だいたい死ぬ悲運の王女は絶対に幸せになりたい!〜努力とチートでどんな運命だって変えてみせます〜
「…………これは」

 確かにフォーロイト帝国皇家からの手紙ではあったが……それは無情の皇帝ではなく、その娘──一度たりとも表舞台に姿を見せた事の無い、帝国の王女からの手紙だった。

「うちの姫さんがそれをどうしてもお前に届けてくれって頼んで来たんでな。ちゃんと隅々まで読め。そして従え」
「……王女、殿下が」

 エンヴィーは手紙の事を軽く話し、「姫さんからの手紙とか俺達ですら貰った事ねーんだぞ」と少し不貞腐れた。
 しかしそれをスルーし、ミカリアは己の記憶を総動員して帝国の王女に関する情報を全て引っ張り出した。

(名前はここに書かれてあるように、アミレス・ヘル・フォーロイト王女。確か御歳十二か十一で、現帝国唯一の王女でありながら今まで表舞台に一度も出て来ていない。だったかな……こんな事なら、彼等に任せず僕自身でもっとフォーロイト帝国の情勢を見ておくべきだった……)

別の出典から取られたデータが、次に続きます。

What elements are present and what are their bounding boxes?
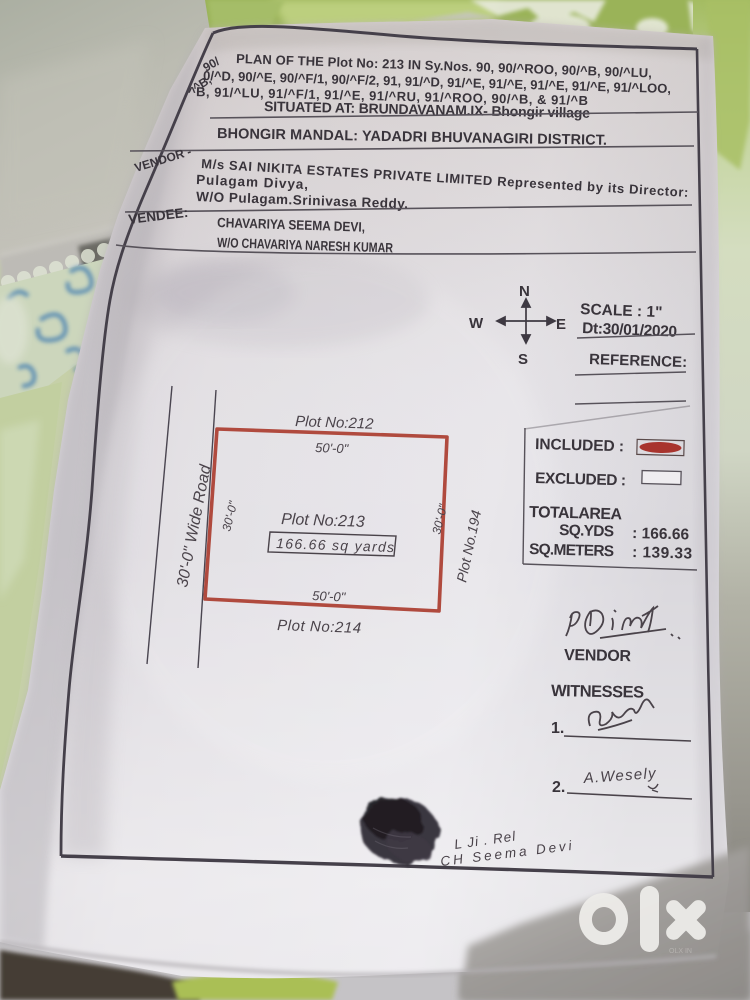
svg-text:WITNESSES: WITNESSES: [551, 682, 644, 702]
svg-text:E: E: [556, 316, 566, 333]
svg-text:N: N: [519, 283, 530, 300]
svg-text:: 166.66: : 166.66: [632, 525, 690, 543]
svg-text:EXCLUDED :: EXCLUDED :: [535, 470, 626, 489]
svg-text:SQ.METERS: SQ.METERS: [529, 541, 614, 560]
svg-text:S: S: [518, 351, 528, 368]
svg-text:50'-0": 50'-0": [312, 588, 347, 605]
svg-text:2.: 2.: [552, 779, 565, 796]
svg-text:W: W: [469, 315, 484, 332]
svg-text:: 139.33: : 139.33: [632, 544, 693, 563]
svg-text:SQ.YDS: SQ.YDS: [559, 522, 614, 540]
svg-text:SCALE : 1": SCALE : 1": [580, 301, 663, 321]
svg-text:INCLUDED :: INCLUDED :: [535, 436, 624, 455]
svg-text:50'-0": 50'-0": [315, 440, 350, 456]
svg-text:OLX IN: OLX IN: [669, 948, 692, 955]
svg-text:Plot No:212: Plot No:212: [295, 413, 375, 433]
svg-text:1.: 1.: [551, 720, 564, 737]
svg-text:TOTALAREA: TOTALAREA: [529, 504, 623, 523]
svg-text:REFERENCE:: REFERENCE:: [589, 351, 687, 371]
svg-text:VENDOR: VENDOR: [564, 647, 632, 665]
svg-text:Plot No:214: Plot No:214: [277, 617, 362, 637]
svg-text:Plot No:213: Plot No:213: [281, 511, 365, 531]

 ミカリアはその聖人と言う身分から閉鎖的な生活を幼い頃より強いられて来た。しかしそれでも周辺諸国と上手くやって行く為には情報は必須。
 なのでそれらの事は全て大司教、ないし枢機卿と呼ばれる存在が担っている。その制度が今、仇となったのだ。

(いや、それよりももっと重要な事は──)

 手紙より顔を上げ、ミカリアはエンヴィーの赤い瞳を真っ直ぐ見つめた。
 そして、彼は問いかける。

「──精霊様。帝国の王女殿下は……精霊士なのですか?」

 エリドル・ヘル・フォーロイトが精霊を従えているのではなく、アミレス・ヘル・フォーロイトが精霊を従えている。
 それは先程のエンヴィーの口ぶりと此処に来るまでの言動、そしてこの手紙の内容から察する事の出来た事だった。
 精霊士とは精霊との相性がとても良く、召喚した精霊と契約しその力を借りて自在に操る特殊かつ貴重な存在。
 ここまでの存在感を放つ推定上位精霊のエンヴィーを使いに遣る程の力がアミレスにはあると、ミカリアは考えたのだ。
 しかしそんなミカリアの推測を笑い飛ばすように、エンヴィーはサラッと答えた。

「いや違ぇけど。俺は別に姫さんと契約してる訳じゃねーし」
「…………え?」

 ミカリアの開いた口が塞がらない。しかし彼の美しい顔ではそんな間抜けな表情でさえも絵画のごとき美しさを放つ。
 自身が間抜けな表情をしてる事にさえ気づかず、ミカリアはその表情のまま高速で頭を回転させていた。